May 17, 2018
Review: Alan Rudolph’s ‘Ray Meets Helen’ Makes for an Ample Reunion with Keith Carradine
Even in his prime, Alan Rudolph always seemed lost in time, nostalgic for an unlived past. His flawed characters reflect this alienation to modernity, fatalistically drawn towards each other in expressionistically empty cities populated only by other luckless, lonely ensemble members. He is a genuine romantic, working against a mainstream Hollywood that seems historically unkind to romantics — see also the similarly neglected career trajectories of other scrappy, romantic classicists such as Hal Hartley or Whit Stillman — held in high regard by those with the pleasure of having stumbled upon him but criminally unrecognized otherwise. In a vast filmography of 22 feature films shot over 30 years, this isolation has never resounded more autobiographically than in Ray Meets Helen, his long-awaited return to filmmaking after some 16 years of inactivity.
The production is significant all-around. Ray Meets Helen marks Rudolph’s sixth collaboration with Keith Carradine, as well as Sandra Locke’s first role in almost two decades. These ellipses, paired with a grand reunion between director and muse, is significant subtext, leaving a separation of production details from the art difficult but ultimately unnecessary. What is already a charming film becomes further imbued with poignancy by autobiographical throughlines that drastically improve one’s viewing experience. In its narrative, two desperate, elderly strangers with nothing left to live for who meet in a whirlwind of circumstances after coincidentally running into a large sum of money, and what was once the agitator of their depraved lifestyles is now a catalyst for reinvention. Just as Rudolph was limited by his finances, spending a career scrounging up funds for future projects, Ray and Helen find their potential squandered, then rewarded.
This theme of reinvention, of embodying one’s fantasies, manifests well. It is a film of old dogs learning new tricks. Carradine and Locke give sympathetic performances as the two title characters, who both adopt wealthy personas but remain informed by their past struggle. Rudolph himself, whose visual experimentation was also somewhat shaped in the past by budget restraint, continues this trend into the uncharted west of a digital 21st century. His vision of Los Angeles, which emphasizes the unpleasantries of the city — the arid heat, the superficiality — is jarring at first, with a slickness that contrasts the gritty film aesthetic utilized prior. It remains genuinely evocative, however, still scarcely populated and embodying overwhelming loneliness. But he doesn’t make depressing films, and this initial aesthetic is uplifted by constant playful banter and punctuated by moments of euphoric transgression, expressionistically conveyed with flurries of superimposition and sound.
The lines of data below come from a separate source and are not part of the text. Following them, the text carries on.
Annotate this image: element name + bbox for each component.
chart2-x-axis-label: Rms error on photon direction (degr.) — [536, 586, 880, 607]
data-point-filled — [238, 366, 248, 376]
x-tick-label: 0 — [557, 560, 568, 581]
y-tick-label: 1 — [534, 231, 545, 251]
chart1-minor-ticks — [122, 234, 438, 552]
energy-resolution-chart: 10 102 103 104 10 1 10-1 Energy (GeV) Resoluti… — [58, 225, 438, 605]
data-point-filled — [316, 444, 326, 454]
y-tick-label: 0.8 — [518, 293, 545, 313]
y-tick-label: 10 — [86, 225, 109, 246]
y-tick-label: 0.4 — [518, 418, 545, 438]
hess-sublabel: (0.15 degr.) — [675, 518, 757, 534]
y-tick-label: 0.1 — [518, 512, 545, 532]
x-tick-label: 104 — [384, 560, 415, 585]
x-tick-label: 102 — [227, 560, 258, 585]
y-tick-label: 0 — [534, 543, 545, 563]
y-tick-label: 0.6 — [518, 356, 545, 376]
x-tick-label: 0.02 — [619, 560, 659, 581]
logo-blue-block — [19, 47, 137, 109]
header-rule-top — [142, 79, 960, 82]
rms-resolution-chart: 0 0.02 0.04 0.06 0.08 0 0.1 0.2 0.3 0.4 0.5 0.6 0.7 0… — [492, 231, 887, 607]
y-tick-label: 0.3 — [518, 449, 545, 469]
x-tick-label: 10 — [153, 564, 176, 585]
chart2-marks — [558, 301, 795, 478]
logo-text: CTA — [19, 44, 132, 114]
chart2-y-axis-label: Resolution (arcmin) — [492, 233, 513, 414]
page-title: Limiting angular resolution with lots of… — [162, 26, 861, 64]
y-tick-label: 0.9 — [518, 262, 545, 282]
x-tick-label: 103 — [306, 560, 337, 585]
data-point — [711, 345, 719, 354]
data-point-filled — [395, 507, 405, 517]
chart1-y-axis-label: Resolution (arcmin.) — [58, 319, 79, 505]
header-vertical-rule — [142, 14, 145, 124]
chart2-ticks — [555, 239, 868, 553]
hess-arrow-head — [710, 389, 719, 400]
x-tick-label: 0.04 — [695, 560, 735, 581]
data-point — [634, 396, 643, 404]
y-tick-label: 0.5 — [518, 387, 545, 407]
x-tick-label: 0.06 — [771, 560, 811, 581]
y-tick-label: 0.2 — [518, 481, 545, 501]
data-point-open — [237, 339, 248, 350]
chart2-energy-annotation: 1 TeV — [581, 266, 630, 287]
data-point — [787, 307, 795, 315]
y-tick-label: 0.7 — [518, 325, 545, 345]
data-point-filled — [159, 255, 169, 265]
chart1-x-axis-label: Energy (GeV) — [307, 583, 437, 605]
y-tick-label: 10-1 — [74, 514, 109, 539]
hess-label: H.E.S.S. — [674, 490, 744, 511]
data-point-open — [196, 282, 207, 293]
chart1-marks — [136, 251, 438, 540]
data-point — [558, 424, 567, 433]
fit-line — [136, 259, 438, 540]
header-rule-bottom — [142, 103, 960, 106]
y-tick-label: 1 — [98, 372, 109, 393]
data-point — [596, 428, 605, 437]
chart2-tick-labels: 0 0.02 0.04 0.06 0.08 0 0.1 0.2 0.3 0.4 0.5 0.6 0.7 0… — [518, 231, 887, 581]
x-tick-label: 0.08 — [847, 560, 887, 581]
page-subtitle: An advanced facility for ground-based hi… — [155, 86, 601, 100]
Rudolph remains an ample wordsmith, positioning the disconnect between his dialogue and the characters into a dreamy affect. The estrangement between characters themselves is also conveyed in such a paradoxical manner; it occasionally seems as if they are speaking in soliloquies, but listen carefully, for he laces his dialogue skillfully with double-entendres that permit his characters to intuitively have two conversations at once. Each line flows well with the other’s response, then once more with their own. At the precise moment of watching Ray Meets Helen, this acuity with language lends itself to the film’s subtle lyricism. However, despite this light disposition, this is not an underwhelming film, and the feelings linger prominently.
The emotional climax, a duet of “Beautiful Dreamers,” becomes a repeated musical motif. It is an apt ballad: published posthumously, crafted a few days prior to songwriter Stephen Foster’s death. The lyrics are hopelessly romantic, even naive, and may be directed to the memory of somebody long passed, but one need not listen carefully to feel the impact of its emotions. This effortless, unassuming empathy characterizes the film as a whole: delicate, immensely strange, but filled with a singular Rudolphian magic.
Ray Meets Helen is now in theatrical release.